Esto es lo que ganamos cuando perdemos el miedo a volar

Si tuviera que hacer una lista con todo lo que perdí por no haberme animado a viajar en avión durante 15 años posiblemente necesitaría un par de horas. Es probable que a alguno de ustedes les pase lo mismo: planes familiares o con amigos, propuestas de trabajo o incluso visitas a algún pariente que vive lejos quedaron truncos con tal de no subir a un avión.

Sin embargo, después de leer testimonios o escuchar a muchos de ustedes que se animaron a viajar, decidí invertir la pregunta y en lugar de pensar en todo lo que perdí durante esos años, preferí preguntarme: ¿qué cosas gané al animarme a volar?

Por empezar conocí lugares con los que soñaba y que estaba convencida que jamás conocería, también pude crecer en mi trabajo, visitar amigos, conocer a mis compañeros (que vivían en otros países) y viajar con familia, viajar con amigas… La lista sigue…

Como todavía seguimos en contacto con el grupo con quienes viajamos a Salta en el vuelo de bautismo, les escribí para  preguntarles si sentían que habían ganado algo. Esto es lo que me contestaron:

Américo, jubilado: “Rejuvenecí 20 años. Estoy feliz. Hacía 37 años que no volaba. Le tenía pánico. Ahora nunca más me subo a un ómnibus”, relató el hombre que sueña con viajar a Hungría, país donde nació y adonde jamás pudo volver debido a su aerofobia.
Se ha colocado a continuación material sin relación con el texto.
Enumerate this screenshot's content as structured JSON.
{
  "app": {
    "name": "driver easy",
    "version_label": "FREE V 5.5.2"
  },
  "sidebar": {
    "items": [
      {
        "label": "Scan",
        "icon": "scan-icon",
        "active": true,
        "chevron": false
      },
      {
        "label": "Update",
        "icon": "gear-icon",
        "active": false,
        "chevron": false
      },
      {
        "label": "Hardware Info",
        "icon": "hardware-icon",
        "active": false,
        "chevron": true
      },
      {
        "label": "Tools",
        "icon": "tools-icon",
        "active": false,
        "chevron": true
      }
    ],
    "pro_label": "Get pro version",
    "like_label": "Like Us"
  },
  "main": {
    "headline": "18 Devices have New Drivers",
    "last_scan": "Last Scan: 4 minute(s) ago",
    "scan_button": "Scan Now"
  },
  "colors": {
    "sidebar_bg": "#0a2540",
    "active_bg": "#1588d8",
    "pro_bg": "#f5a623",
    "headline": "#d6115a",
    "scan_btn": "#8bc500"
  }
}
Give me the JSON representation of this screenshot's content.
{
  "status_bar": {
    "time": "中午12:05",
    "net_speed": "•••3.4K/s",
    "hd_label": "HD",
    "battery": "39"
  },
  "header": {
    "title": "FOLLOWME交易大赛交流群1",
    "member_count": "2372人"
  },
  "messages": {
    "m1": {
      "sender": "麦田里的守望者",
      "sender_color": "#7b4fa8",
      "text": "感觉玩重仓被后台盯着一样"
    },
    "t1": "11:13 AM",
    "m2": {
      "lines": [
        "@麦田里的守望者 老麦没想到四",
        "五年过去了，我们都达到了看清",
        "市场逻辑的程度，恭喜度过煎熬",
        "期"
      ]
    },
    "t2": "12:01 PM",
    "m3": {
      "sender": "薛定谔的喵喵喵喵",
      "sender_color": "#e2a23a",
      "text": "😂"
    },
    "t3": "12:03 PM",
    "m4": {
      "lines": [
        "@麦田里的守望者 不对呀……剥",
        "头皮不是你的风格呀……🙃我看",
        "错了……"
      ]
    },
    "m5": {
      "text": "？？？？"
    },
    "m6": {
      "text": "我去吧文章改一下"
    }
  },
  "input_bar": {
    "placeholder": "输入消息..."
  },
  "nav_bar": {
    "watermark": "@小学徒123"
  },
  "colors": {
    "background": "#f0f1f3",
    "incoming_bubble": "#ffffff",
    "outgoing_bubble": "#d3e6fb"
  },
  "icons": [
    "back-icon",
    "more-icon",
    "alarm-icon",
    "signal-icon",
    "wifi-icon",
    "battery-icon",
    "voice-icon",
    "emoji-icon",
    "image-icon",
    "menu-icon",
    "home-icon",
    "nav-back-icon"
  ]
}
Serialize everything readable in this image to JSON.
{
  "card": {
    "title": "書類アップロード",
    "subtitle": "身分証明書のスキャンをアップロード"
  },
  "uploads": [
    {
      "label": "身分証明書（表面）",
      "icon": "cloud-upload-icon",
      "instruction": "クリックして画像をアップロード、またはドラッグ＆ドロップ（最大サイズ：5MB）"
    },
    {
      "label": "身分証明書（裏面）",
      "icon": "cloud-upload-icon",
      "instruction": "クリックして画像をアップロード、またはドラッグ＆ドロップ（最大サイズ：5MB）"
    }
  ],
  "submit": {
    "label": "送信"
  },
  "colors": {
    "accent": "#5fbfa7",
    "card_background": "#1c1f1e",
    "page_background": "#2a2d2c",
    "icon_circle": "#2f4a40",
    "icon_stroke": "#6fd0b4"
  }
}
Además, algo que no dijo, al viajar a Salta pudo hacer algo que nunca había hecho: andar a caballo. Y le encantó.

Andrea, profesora de educación física: Al enfrentar el miedo a volar y lograr superarlo gané fuerza, valor y confianza. Siento que puedo enfrentarme a lo próximo que venga, que ahora tengo las herramientas y la confianza para decirle a mis miedos que no tienen poder de dominar mi vida.

Constanza, empleada: “Al perder el miedo a volar gané confianza en mí misma. Gané herramientas que uso no sólo para volar con menor estrés sino cada día. Y lo más importante es que me di cuenta que siempre se puede hacer algo para estar y sentirme mejor”.

Andrea, empresaria: “Pasé 17 años sin poder subirme a un avión. Recorrí todo el país en auto, pero hay lugares adonde no se puede llegar en auto. Ya estoy planeando un viaje con amigas a Nueva York”.

Marisol, abogada: “En un día recuperé 20 años de mi vida, que son los años que hacía que no viajaba en avión. Logré salir de mi mente”.

Manuela, médica: “Aprendí lo que es confiar, confiar en el otro, en el piloto y en la tripulación. Los vuelos tienen magia y uno tiene que entregarse a esa magia, por más de que uno no entienda porqué vuelan los aviones”.

Pablo, médico: “Fueron varios logros para mí: viajar sin mi familia, haber hecho dos viajes el mismo día, haber pasado los días previos al viaje muy relajado y haber empezado a proyectar otros vuelos con menor ansiedad”.

¿Y ustedes? ¿Qué ganaron cuando se animaron a volar?